Now an awful truth is becoming apparent: In many cases, the documentation doesn’t exist. In the frenzy of the bubble, much home lending was undertaken by fly-by-night companies trying to generate as much volume as possible. These loans were sold off to mortgage “trusts,” which, in turn, sliced and diced them into mortgage-backed securities. The trusts were legally required to obtain and hold the mortgage notes that specified the borrowers’ obligations. But it’s now apparent that such niceties were frequently neglected. And this means that many of the foreclosures now taking place are, in fact, illegal.
Emphasis mine. When I started hearing about this, my first thought was that, well, at least my parents own their house free and clear, but the case of this Florida man surprised even me. (He will get his house back, but only because he notified the local media. My parents' properties are likely in no danger.) Unwinding this crisis in a just fashion is probably not going to happen, but here's hoping. As Krugman says, Obama, like political elites of both parties generally, will protect the financial sector first and foremost.

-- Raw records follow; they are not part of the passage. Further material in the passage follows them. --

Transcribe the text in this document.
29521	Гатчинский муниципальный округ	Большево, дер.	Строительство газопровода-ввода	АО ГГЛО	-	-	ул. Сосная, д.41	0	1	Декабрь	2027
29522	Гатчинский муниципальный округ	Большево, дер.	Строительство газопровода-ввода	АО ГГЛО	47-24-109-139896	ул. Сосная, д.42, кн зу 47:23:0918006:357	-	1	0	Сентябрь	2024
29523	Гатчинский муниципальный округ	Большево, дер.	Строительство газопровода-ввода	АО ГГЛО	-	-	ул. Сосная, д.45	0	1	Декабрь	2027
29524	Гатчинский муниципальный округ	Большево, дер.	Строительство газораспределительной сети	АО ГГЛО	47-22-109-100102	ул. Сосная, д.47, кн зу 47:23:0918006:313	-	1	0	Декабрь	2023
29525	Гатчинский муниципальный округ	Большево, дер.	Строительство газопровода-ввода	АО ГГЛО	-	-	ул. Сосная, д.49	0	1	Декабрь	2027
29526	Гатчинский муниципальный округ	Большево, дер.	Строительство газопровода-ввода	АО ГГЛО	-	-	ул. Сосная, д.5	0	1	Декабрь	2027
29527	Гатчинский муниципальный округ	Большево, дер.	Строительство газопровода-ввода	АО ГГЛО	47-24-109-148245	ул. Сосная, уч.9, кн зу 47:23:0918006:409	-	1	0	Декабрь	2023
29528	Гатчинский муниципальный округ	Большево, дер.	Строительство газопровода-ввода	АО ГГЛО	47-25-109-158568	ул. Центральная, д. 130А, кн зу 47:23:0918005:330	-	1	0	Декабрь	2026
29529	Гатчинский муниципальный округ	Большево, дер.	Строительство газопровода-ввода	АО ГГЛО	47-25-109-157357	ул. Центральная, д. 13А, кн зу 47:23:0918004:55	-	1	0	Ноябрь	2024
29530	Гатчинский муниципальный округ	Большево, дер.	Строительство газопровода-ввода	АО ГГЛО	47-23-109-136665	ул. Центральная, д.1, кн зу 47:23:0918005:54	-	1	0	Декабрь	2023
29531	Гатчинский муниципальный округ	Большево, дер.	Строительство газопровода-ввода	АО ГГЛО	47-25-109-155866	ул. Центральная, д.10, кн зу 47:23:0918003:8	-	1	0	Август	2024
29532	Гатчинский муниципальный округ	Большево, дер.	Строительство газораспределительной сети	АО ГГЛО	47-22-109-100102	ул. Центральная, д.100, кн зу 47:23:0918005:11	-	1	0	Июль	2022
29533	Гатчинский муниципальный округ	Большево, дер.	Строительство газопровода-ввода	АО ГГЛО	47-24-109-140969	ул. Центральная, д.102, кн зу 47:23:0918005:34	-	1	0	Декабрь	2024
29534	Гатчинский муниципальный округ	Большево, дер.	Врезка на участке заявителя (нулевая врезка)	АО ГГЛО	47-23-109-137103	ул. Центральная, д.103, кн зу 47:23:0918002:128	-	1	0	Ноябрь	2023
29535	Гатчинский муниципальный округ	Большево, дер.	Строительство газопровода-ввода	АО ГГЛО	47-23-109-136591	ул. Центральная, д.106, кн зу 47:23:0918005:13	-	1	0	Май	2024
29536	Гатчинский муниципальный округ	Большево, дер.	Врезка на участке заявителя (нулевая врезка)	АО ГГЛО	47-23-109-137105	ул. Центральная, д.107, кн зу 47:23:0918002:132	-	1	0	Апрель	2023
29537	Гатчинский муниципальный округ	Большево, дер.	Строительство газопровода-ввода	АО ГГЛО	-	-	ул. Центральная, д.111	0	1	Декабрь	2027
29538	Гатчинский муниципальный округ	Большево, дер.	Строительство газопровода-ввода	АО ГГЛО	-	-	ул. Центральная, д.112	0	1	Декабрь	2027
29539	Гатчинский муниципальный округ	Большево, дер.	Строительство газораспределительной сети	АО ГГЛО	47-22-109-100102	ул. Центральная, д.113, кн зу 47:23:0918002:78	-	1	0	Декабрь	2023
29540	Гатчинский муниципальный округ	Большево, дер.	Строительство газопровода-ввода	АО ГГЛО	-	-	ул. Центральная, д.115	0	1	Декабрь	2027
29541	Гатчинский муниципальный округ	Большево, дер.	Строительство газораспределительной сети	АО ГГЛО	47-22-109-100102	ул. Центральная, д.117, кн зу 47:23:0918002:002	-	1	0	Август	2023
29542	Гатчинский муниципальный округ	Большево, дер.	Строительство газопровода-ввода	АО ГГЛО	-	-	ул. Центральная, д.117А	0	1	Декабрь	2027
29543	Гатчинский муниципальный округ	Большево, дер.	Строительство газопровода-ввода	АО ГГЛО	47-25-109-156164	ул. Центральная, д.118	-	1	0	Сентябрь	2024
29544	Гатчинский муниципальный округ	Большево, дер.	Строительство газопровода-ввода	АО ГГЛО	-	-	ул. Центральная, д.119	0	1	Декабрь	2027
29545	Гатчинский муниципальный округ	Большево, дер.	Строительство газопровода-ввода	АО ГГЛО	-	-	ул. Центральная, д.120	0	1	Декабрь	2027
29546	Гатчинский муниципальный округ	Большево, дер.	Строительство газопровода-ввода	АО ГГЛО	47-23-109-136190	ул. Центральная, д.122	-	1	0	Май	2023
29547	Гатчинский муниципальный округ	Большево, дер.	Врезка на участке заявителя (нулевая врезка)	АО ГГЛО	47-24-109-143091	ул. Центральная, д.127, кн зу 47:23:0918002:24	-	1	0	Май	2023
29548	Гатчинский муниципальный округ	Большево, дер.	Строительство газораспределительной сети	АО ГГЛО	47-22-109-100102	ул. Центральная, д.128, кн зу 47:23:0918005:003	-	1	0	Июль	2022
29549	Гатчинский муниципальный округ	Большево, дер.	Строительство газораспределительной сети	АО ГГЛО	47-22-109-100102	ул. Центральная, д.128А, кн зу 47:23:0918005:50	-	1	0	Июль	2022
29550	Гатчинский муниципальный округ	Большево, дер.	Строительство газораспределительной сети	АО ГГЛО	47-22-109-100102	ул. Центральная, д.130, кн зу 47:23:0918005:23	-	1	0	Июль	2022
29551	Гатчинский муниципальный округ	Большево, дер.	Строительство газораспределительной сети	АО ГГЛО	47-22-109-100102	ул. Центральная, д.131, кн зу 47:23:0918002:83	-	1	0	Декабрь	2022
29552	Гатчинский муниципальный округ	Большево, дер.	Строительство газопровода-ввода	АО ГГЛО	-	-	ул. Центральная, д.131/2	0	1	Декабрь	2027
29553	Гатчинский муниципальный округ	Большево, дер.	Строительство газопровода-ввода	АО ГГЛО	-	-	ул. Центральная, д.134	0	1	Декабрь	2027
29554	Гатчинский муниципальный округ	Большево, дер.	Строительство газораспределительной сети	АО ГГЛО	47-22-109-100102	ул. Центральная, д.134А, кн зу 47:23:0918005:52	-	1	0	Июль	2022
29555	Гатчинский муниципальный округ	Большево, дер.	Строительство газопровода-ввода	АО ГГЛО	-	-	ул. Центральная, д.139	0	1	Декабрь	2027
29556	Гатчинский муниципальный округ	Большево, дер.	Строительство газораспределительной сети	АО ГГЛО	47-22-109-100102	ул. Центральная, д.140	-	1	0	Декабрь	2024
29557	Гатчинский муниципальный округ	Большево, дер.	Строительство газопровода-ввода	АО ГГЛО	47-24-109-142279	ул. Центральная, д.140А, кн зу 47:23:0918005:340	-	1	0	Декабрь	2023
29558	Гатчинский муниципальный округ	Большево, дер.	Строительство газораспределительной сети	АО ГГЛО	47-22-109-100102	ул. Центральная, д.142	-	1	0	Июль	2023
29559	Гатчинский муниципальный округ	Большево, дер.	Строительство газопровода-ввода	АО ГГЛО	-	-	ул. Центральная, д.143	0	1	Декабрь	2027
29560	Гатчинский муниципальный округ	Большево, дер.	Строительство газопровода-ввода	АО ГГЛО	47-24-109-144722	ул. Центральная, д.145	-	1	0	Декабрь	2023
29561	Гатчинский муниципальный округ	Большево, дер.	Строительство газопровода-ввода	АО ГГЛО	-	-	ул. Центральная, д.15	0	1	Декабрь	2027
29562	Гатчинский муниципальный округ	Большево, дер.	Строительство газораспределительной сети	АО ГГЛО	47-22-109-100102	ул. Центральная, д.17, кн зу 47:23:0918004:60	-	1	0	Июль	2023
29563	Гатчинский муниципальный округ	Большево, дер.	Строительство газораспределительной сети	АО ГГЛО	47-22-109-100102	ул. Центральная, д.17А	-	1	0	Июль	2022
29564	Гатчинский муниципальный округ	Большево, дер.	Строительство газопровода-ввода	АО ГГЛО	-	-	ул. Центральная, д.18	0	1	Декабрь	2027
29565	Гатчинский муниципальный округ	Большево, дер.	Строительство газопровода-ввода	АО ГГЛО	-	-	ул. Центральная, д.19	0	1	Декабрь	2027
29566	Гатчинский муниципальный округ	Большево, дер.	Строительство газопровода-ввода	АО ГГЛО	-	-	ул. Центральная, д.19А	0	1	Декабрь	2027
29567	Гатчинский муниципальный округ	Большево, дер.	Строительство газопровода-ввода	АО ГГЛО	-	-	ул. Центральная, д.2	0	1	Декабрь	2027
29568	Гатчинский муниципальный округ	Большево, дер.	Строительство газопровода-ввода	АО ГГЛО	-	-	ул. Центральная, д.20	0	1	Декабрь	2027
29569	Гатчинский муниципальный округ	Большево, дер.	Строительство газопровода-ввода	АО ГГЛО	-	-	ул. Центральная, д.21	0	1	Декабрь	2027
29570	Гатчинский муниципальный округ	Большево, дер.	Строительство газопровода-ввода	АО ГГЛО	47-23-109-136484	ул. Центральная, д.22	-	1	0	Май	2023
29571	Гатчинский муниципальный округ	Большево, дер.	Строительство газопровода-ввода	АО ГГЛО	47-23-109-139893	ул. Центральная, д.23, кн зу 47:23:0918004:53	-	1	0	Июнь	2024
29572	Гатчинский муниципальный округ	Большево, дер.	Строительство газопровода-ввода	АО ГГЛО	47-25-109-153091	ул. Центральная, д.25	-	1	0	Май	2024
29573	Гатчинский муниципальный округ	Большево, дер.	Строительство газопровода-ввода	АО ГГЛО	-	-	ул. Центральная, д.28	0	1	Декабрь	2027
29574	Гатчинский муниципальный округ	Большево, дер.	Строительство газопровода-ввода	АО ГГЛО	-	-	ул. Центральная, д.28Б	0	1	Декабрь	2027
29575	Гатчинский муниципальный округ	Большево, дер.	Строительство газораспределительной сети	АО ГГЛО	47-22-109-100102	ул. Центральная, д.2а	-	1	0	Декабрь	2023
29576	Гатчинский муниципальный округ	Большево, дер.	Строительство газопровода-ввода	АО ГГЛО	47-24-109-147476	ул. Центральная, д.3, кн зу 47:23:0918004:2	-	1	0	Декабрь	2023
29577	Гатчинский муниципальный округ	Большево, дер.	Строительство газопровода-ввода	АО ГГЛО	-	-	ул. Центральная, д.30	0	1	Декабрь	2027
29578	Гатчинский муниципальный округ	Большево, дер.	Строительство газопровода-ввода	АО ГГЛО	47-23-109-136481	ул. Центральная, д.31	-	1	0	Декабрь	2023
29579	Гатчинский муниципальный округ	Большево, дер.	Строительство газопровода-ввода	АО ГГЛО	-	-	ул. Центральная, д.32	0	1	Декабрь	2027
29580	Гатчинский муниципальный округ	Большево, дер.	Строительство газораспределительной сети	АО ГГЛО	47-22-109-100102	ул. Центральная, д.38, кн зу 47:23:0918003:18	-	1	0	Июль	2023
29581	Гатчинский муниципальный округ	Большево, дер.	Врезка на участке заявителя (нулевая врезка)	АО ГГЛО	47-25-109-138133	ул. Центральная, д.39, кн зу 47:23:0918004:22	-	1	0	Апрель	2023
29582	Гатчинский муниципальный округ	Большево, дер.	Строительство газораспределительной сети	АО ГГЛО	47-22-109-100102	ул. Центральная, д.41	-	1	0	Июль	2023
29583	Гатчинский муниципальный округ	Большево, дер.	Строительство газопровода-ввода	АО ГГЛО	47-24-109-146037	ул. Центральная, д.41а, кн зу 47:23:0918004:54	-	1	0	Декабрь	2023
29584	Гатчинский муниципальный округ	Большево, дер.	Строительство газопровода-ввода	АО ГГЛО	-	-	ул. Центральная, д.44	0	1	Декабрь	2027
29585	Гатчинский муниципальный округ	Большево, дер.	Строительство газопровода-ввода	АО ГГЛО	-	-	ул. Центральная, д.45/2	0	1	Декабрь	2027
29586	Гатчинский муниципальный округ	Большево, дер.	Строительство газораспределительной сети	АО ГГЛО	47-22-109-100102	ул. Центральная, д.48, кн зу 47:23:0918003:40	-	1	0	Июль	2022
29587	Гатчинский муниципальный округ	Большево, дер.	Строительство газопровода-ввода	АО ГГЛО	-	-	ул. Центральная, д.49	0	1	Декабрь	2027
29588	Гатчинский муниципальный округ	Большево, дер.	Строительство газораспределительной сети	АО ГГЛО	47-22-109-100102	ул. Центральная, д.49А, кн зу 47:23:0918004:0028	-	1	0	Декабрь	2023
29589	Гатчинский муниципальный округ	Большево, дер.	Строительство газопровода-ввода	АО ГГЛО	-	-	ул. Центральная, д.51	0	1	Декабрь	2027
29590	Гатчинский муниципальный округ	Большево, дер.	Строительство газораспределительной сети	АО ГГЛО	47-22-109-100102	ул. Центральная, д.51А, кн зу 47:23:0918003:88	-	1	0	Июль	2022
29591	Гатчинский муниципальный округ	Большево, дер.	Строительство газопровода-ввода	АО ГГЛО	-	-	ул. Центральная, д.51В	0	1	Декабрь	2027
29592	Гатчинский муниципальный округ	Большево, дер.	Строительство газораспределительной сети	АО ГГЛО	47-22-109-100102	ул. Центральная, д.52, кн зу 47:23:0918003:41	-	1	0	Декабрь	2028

Beyond the specifics, this is a reason why I would be homeless before I'd be an financial employee of any kind. I trust businessmen in general very little, but I see the basic legitimacy of a company like, say, Wal-Mart. Government must restrain its worst impulses, but it is not wholly evil. There exists a correspondence between the interest of an average person (to buy cheap things) and the interest of the company (to sell cheap things).

I see no such basic legitimacy in the financial sector. Banking is a necessary function for a modern economy, but as Atrios says Wall Street is "...a giant casino industry with a side gig in banking, and that banking side gig has meant the government will always guarantee the house bets." The first response of the banksters to the massive problem with foreclosures has been, yet again, to pump the smallest and most helpless among us as hard as they can, laws be damned. They can't help themselves. The financial sector as a system is thoroughly stupid and evil, and the first assumption for any sensible regulatory regime should be that bankers will make the cruelest and dumbest decisions that can be imagined, decisions that will in the medium term crush both the helpless and themselves.

UPDATE: Atrios piles on:
I think too often many of us have tried to come up with elaborate financial/economic rationalizations for why the banksters have approached all of this the way they have. The simpler explanation is that they're sociopathic assholes who think that everyone else must suffer for their mistakes. It doesn't necessarily have anything to do with their companies' bottom lines. Remember, they already destroyed their companies once.